Transgenic rats carrying copies of the human c-Ha-ras proto-oncogene exhibit enhanced susceptibility to N-butyl-N-(4-hydroxybutyl)nitrosamine bladder carcinogenesis.

We have established a transgenic rat line carrying three copies of the human c-Ha-ras proto-oncogene with its own original promoter region, Jcl/SD-TgN(HrasGen)128Ncc (Hras128) rat. c-Ha-ras protein from expression of transduced and endogenous c-Ha-ras genes could be detected in the bladder epithelium of untreated transgenic rats. To examine their susceptibility to N-butyl-N-(4-hydroxybutyl)nitrosamine (BBN)-induced urinary bladder carcinogenesis, male transgenic and wild-type littermates were treated with 0.05% BBN in their drinking water for 10 weeks and then killed at week 20. The numbers and volumes of total macroscopic bladder tumors including both transitional cell papillomas and carcinomas (TCC) per rat were much greater in Hras128 rats than in their wild-type counterparts.
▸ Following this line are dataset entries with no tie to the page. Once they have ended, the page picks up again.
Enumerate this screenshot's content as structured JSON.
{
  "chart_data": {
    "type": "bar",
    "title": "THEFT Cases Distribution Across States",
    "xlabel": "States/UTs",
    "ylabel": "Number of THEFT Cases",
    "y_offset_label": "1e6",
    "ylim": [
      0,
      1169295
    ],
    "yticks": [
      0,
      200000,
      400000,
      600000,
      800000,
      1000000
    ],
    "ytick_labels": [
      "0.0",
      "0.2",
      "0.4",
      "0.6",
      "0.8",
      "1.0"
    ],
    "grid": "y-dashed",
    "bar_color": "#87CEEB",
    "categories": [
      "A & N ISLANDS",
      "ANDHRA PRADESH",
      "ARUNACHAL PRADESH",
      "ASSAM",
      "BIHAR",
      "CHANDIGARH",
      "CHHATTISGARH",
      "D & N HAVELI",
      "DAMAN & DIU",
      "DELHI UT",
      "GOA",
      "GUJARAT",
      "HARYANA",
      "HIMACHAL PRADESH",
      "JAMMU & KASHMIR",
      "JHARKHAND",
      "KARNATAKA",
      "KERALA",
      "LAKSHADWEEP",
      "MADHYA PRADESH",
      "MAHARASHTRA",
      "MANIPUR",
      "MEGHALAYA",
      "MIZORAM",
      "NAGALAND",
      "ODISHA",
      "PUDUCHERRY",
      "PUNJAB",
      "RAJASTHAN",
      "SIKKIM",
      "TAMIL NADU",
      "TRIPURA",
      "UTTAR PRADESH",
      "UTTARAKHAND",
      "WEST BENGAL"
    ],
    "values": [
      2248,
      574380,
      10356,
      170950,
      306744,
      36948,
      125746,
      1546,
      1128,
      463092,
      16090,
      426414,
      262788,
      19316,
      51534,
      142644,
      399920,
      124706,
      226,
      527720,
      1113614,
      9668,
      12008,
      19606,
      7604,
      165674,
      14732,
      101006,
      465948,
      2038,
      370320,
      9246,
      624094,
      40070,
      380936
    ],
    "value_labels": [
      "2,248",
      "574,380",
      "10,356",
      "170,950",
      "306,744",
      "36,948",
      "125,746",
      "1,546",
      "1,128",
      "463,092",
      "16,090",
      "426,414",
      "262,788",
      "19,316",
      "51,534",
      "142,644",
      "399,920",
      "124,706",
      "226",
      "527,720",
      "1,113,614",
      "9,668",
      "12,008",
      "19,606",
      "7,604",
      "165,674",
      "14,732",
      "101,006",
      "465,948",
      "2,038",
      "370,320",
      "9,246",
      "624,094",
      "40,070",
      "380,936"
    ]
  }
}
The numbers of carcinomas per rat were also significantly greater in Hras128 rats. Two cases of TCC exhibiting invasion of the bladder muscle layer, which is extremely rare in the wild-type animals under the experimental conditions used, were also observed in Hras128 rats. The GGC-->GAC mutations at codon 12 of the transgene were observed in only two TCC out of 21 bladder tumors (9.5%), assessed by RFLP analysis and direct sequencing. SSCP analysis did not show any endogenous c-Ha-ras gene mutations. One of 25 tumors (4.0%) in wild-type rats had an endogenous c-Ha-ras gene mutation at codon 12 that was detected (GGA-->GAA) by single-strand conformation polymorphism and direct sequencing. These results indicate that the Hras128 rat is highly susceptible to BBN carcinogenesis and may be utilized as a rat model for analysis of bladder tumor development. The mutation findings indicate that the enhanced tumor development is not primarily due to mutations occurring in the transgene.